As a 26-year-old Rome Prize recipient in 1972, Graham Nickson was already so convinced of painting’s transcendent power that he began testing his own painterly mettle with a hazardous subject: sunsets. If to the art world painting itself was marginal, sunset pictures were the epitome of trite irrelevance. For nearly 40 years since then, as the skies and landscapes in “Paths of the Sun” make clear, the New York-based British artist has stepped ever farther out on this limb, returning with increasingly eloquent work. The show juxtaposed 12 early small oils (1972–73) with 29 watercolors and three large canvases, all made from 1999 to 2011.
Entering the gallery, you faced the monumental Red Lightning(2008–10, acrylic on canvas, 97 by 146 inches). Its dynamic composition, red-pink-violet-blue harmonies and sumptuous materiality are engaging in themselves. The sky scene is infused with drama and recalls, all at once, Guston, Rothko, Nolde and Turner.
The early skyscapes, which include landscape and architectural elements, reveal the young Nickson focusing skillfully on strategies: color combinations, shape (clouds enliven and balance) and buoyant responses to art history. Yet the paintings’ surfaces, light and color are too flat to convey the physical or metaphorical expansiveness of skies.
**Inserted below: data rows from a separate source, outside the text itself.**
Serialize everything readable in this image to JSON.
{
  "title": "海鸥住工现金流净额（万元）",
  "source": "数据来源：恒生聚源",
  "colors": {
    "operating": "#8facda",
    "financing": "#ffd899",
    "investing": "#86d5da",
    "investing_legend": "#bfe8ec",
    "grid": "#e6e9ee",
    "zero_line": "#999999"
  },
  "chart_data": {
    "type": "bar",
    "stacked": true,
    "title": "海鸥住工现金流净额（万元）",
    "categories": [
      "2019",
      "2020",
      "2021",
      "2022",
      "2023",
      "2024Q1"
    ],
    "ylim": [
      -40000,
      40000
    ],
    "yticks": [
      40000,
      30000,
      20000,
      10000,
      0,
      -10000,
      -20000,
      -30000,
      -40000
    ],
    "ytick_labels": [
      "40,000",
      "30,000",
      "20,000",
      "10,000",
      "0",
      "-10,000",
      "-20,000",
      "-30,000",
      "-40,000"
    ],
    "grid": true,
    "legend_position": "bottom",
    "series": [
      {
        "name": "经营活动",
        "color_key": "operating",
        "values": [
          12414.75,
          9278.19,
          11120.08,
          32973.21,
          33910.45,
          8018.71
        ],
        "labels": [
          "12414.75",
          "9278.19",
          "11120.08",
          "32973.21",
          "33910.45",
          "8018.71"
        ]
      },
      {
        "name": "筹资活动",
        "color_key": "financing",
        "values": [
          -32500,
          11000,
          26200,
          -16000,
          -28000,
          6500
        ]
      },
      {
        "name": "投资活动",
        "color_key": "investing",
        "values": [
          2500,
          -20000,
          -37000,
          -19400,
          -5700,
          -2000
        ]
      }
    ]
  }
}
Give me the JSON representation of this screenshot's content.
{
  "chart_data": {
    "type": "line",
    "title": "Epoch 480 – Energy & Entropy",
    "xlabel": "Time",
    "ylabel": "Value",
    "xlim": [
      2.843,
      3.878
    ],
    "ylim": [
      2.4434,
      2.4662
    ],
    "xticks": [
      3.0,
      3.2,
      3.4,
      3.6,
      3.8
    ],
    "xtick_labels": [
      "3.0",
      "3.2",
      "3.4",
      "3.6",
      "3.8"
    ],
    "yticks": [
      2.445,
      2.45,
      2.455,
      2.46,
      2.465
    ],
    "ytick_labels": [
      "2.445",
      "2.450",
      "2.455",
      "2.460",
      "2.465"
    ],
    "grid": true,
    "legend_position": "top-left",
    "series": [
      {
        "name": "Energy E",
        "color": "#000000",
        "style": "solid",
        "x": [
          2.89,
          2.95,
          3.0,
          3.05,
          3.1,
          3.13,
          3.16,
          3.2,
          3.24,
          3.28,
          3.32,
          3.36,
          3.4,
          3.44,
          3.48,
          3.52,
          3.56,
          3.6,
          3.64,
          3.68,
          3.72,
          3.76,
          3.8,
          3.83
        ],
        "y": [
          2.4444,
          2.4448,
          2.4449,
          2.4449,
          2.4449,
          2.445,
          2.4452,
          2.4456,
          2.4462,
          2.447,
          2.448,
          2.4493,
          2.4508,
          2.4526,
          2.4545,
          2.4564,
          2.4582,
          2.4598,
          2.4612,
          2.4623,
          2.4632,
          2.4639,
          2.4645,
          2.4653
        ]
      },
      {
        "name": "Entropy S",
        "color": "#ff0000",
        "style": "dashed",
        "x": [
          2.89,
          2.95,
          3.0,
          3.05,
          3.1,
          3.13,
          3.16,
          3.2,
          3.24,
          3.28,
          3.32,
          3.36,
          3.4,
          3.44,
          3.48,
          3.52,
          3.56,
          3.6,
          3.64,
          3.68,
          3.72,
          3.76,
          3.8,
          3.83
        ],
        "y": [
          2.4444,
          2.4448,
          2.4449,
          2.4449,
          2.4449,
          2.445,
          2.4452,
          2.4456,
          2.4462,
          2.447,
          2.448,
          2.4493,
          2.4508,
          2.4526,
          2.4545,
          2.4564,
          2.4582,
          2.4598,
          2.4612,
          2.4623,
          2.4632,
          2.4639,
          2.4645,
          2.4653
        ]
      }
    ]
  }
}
Powerful images and masterful execution characterize the show’s relatively recent watercolors. All 15 “Monumental Trees” (1999–2000, 18 by 24 inches each) are based on the same maple, yet each is distinct. The marks of one suggest van Gogh’s drawings; another has an allover quality. Yet another looks like it’s composed of dragons. Twelve slightly larger and later watercolor skyscapes painted in Italy and Australia succeed as near-abstractions. Nickson’s pictorial organization and lyrical color stains allow him to pull off several unabashed depictions of glowing round suns and rainbow rays.
In Tree of Birds (2011, acrylic on canvas, 108 by 144 inches), he risks a compendium of clichés and delivers the culminating, unforgettable painting of the show. An active sky occupies half the picture. On an ocher, altarlike shape at the bottom edge sits a lush flowering tree filled with white birds; one soars toward a mountaintop in the picture’s middle. The painting is luminous: dominant blues, violets, grays and greens are lit by glimpses of yellow sunlight at the upper left and right and by the ocher beneath the tree. Together those warm colors form a triangle, counterbalancing the bird in flight. Every inch of the canvas is animated and alive. It’s a risky big picture in form and content, a metaphor for art and life.